In this lab, we are going to create a AWS CloudFormation stack which will deploy a Lambda function with IAM permissions to create S3 lifecycle policy rules and to put objects in S3 bucket. Following is a high level logic of the fuction:
IF (lifecycle policy already exist on the bucket)
THEN Skip the bucket
ELSE Create a new policy to transition objects to S3 Intelligent Tiering and attach the policy to the bucket
ENDIF;
The lambda function does not modify Amazon S3 buckets with existing lifecycle policies. But you can customize this lambda function to modify existing S3 lifecycle policy by adding logic in the placeholder Additional customization.
Amazon S3 lifecycle policy defined in the the lambda function creates a rule to move all the existing objects in all the AWS S3 buckets in a given account to S3 Intelligent Tiering Storage Class on the day 0 of object creation/upload. You can customize this logic to define your own transition rule statements. You can refer to some customization examples here.
Download the s3lifecycle-automation.yaml CloudFormation template to your machine.

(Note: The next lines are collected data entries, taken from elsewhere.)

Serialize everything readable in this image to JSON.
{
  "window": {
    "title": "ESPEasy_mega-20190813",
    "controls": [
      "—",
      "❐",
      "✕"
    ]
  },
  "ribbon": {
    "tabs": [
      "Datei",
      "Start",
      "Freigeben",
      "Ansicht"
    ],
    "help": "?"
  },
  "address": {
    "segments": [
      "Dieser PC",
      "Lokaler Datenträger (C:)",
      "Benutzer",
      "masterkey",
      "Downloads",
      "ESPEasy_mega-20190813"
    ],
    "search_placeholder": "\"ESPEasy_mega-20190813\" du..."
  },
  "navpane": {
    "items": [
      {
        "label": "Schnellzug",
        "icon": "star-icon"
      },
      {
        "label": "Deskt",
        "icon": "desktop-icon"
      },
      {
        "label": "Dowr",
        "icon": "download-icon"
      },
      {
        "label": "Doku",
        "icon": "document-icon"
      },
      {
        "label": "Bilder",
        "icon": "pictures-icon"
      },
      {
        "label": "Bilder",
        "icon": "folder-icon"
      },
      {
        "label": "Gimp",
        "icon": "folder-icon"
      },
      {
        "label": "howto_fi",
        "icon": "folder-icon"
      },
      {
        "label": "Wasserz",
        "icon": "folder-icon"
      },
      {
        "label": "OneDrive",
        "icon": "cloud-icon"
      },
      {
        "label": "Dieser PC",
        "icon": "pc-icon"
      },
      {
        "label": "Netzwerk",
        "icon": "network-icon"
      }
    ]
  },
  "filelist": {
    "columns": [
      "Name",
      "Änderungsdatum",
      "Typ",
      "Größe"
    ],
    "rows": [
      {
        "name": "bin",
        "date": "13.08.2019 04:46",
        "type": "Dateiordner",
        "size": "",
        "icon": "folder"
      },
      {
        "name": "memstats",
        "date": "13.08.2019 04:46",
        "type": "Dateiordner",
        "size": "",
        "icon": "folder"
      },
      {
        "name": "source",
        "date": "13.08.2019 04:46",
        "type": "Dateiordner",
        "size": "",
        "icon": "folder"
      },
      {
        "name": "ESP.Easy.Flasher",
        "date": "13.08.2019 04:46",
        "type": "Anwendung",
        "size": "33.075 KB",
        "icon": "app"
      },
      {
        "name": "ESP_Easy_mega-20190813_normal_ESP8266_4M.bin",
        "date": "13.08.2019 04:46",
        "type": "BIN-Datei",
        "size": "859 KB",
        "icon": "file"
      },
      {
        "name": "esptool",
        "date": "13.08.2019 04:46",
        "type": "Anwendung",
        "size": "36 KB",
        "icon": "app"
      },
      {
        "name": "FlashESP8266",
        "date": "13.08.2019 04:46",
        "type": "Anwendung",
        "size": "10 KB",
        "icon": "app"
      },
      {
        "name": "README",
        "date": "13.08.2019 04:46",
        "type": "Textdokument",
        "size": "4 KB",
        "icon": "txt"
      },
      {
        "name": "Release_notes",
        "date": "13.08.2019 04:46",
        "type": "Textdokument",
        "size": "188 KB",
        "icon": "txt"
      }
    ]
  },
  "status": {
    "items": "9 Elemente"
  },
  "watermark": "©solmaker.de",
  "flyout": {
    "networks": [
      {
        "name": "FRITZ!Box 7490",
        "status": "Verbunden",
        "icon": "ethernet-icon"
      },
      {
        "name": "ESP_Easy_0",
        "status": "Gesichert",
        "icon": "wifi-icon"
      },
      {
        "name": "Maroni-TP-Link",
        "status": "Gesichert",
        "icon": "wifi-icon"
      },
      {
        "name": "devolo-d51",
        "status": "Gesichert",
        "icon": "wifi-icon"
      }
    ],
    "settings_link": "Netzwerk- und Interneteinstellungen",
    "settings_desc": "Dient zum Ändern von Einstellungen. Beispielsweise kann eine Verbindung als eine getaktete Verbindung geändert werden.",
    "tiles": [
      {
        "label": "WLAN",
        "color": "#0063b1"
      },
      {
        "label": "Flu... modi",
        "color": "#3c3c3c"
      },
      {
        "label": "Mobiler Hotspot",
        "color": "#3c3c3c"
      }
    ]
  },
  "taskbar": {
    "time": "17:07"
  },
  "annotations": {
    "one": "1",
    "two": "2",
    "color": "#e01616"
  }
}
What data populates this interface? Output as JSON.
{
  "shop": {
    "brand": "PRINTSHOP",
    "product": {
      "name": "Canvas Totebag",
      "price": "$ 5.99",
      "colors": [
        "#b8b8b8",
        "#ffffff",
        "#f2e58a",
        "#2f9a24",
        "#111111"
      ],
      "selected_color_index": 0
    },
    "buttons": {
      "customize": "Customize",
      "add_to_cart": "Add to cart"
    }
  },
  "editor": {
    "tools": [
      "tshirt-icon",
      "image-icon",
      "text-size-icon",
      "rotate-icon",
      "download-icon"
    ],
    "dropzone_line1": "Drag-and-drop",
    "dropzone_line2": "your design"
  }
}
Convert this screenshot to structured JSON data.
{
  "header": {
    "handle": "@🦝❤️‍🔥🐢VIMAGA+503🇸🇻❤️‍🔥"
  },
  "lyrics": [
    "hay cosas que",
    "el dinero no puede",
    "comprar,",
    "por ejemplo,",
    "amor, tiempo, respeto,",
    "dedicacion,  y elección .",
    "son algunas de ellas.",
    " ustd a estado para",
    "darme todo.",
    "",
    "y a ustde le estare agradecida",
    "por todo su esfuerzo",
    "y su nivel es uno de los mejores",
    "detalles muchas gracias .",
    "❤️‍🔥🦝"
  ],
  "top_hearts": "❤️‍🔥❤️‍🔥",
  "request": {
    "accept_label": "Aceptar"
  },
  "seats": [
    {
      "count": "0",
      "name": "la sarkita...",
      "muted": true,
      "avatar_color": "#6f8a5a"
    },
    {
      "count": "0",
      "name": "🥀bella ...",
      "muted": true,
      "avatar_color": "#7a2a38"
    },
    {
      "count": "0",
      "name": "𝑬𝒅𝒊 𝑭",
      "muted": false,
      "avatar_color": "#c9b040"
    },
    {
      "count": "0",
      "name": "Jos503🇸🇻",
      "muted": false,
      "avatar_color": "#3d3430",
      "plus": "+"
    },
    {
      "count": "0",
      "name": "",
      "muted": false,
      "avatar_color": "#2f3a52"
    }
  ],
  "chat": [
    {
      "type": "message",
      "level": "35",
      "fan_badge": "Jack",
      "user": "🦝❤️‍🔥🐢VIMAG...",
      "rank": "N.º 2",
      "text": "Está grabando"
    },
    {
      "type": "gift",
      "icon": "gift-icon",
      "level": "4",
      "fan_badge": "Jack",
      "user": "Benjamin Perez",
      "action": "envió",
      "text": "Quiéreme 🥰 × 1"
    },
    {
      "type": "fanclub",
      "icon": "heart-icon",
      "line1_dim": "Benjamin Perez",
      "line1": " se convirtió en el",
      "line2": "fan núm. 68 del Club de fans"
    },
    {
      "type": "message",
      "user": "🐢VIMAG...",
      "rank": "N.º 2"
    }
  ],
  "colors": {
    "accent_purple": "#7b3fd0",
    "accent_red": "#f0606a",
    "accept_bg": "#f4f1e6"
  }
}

Go to the AWS CloudFormation console at https://console.aws.amazon.com/cloudformation and click Create Stack > With new resources
Leave Prepare template setting as-is
Click Next
For Stack name use S3TieringLifecycleAutomation
Parameters
Look over the Parameters and their default values.
BucketNameParam - Name of the pre-existing bucket where you like to store automation results.
Click Next
For Configure stack options we recommend configuring tags, which are key-value pairs, that can help you identify your stacks and the resources they create. For example, enter Owner in the left column which is the key, and your email address in the right column which is the value. We will not use additional permissions or advanced options so click Next. For more information, see Setting AWS CloudFormation Stack Options.
For Review
This will take you to the CloudFormation stack status page, showing the stack creation in progress.
When it shows status CREATE_COMPLETE, then you are finished with this step.
Trigger Lambda Function
Once the stack is deployed successfully, Go to Resources tab on cloudformation stacks page and find AWS Lambda function deployed. Click on the Physical ID to navigate to the function in AWS Lambda console
In the Lambda console, click on Test to create a test event.
Specify a name for your test event, keep everything else to default and click Save.
Before running the event, review the lambda function code for any customization as suggested above. Run Test.
Review the execution log to see if the function has been executed successfully. It will generate the output file in the Amazon S3 bucket you specified during cloudformation stack creation.
Once the lambda function execution is successful, go back to S3 console and verify the bucket lifecycle policies created.
You can also deploy this cloudformation template as a stack set if you wish to run this across multiple accounts within your organization. More information around AWS Clouformation Stack set deployment can be found here.
You can also run this exercise at scale via AWS CLI using S3 commands such as ListBuckets followed by PutLifecycleConfiguration to enable lifecycle policy on Amazon S3 buckets. For information on setting up AWS CLI on your machine please refer to the CLI documentation.
Refer to the following link for more details: https://github.com/aws-samples/automated-lifecycle-transition-rules-to-s3int/
Now that you have completed this lab, make sure to update your Well-Architected review if you have implemented these changes in your workload.